In 42 years as a journalist (when he was trained to use simple and clear language, avoiding jargon), political stories as well as looking at key events differently, have always been central for our Editor, Welshman Phil Parry, so he is intrigued by a new book by the former Scottish first minister Nicola Sturgeon where she says that being arrested left her in a bad state mentally, but the police had launched a top-level investigation into party finances during which a luxury motor home was seized.

 

It is unlikely that this book will serve the cause of nationalism well, and may prove something of an embarrassment for the Scottish National Party’s (SNP’s) sister organisation Plaid Cymru (Plaid).

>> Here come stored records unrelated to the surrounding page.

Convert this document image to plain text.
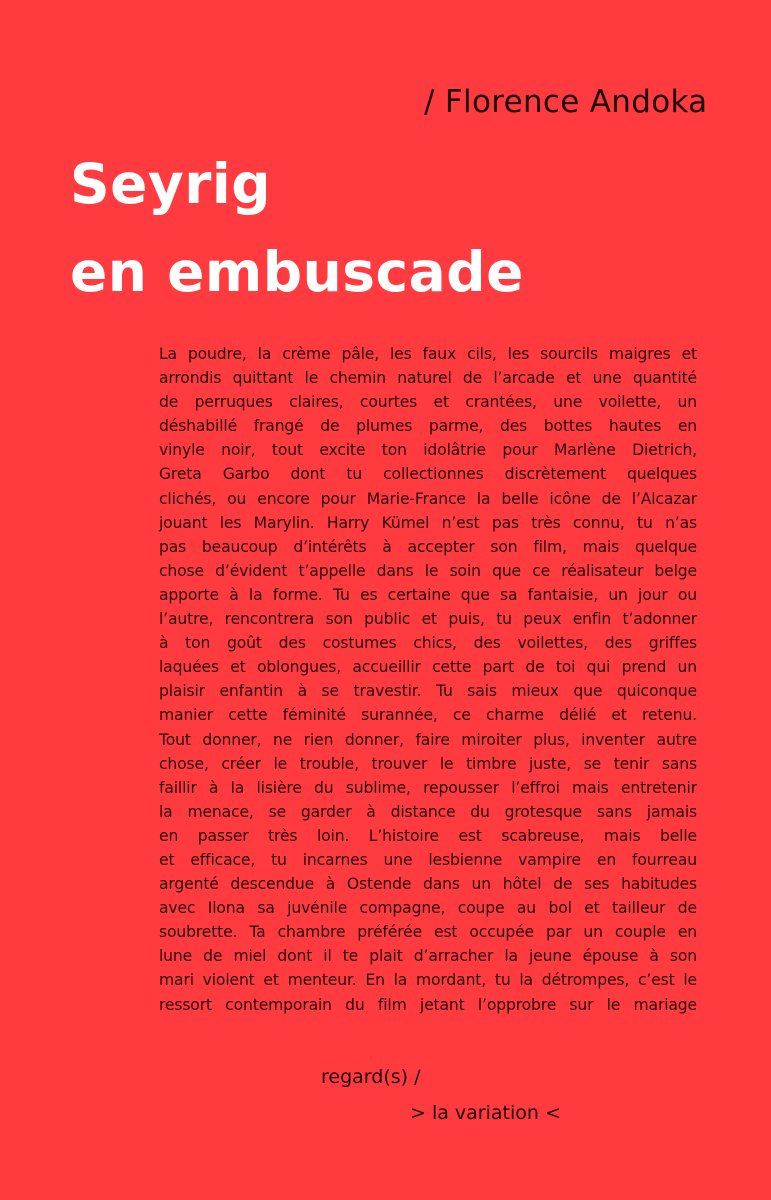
/ Florence Andoka
Seyrig
en embuscade
La poudre, la crème pâle, les faux cils, les sourcils maigres et
arrondis quittant le chemin naturel de l’arcade et une quantité
de perruques claires, courtes et crantées, une voilette, un
déshabillé frangé de plumes parme, des bottes hautes en
vinyle noir, tout excite ton idolâtrie pour Marlène Dietrich,
Greta Garbo dont tu collectionnes discrètement quelques
clichés, ou encore pour Marie-France la belle icône de l’Alcazar
jouant les Marylin. Harry Kümel n’est pas très connu, tu n’as
pas beaucoup d’intérêts à accepter son film, mais quelque
chose d’évident t’appelle dans le soin que ce réalisateur belge
apporte à la forme. Tu es certaine que sa fantaisie, un jour ou
l’autre, rencontrera son public et puis, tu peux enfin t’adonner
à ton goût des costumes chics, des voilettes, des griffes
laquées et oblongues, accueillir cette part de toi qui prend un
plaisir enfantin à se travestir. Tu sais mieux que quiconque
manier cette féminité surannée, ce charme délié et retenu.
Tout donner, ne rien donner, faire miroiter plus, inventer autre
chose, créer le trouble, trouver le timbre juste, se tenir sans
faillir à la lisière du sublime, repousser l’effroi mais entretenir
la menace, se garder à distance du grotesque sans jamais
en passer très loin. L’histoire est scabreuse, mais belle
et efficace, tu incarnes une lesbienne vampire en fourreau
argenté descendue à Ostende dans un hôtel de ses habitudes
avec Ilona sa juvénile compagne, coupe au bol et tailleur de
soubrette. Ta chambre préférée est occupée par un couple en
lune de miel dont il te plait d’arracher la jeune épouse à son
mari violent et menteur. En la mordant, tu la détrompes, c’est le
ressort contemporain du film jetant l’opprobre sur le mariage
regard(s) /
> la variation <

it reads more like a pleading self-justifying defence of alleged wrong-doing, than an exercise in setting the record straight.

In it she says for example: “Being arrested and questioned by the police is an experience I’m not sure I will ever get over. When I left the police station I was in a bad state mentally”.

In an excerpt published in The Times, Ms Sturgeon describes June 11 2023 (the day she was arrested and questioned by the police) as the “worst of my life”.

She writes that the year after her arrest was filled with “dread and anxiety”, with no updates on the case, until her estranged husband, SNP Chief Executive Officer (CEO) and party treasurer Peter Murrell was re-arrested and charged in April 2024.

“I retain both faith in and respect for our country’s criminal justice system. However, none of that changes this fact: being the subject of a high-profile criminal investigation for almost two years, especially having committed no crime, was like a form of mental torture”, Ms Sturgeon says.

She was told she would face no further action on March 20 2025 – a month after she and Mr Murrell announced their separation.

Let’s, though, remind ourselves of the details.

The couple’s house was searched as the police probed £660,000 that had gone missing from party accounts, but the investigation into Ms Sturgeon and her SNP colleague Colin Beatie was eventually dropped.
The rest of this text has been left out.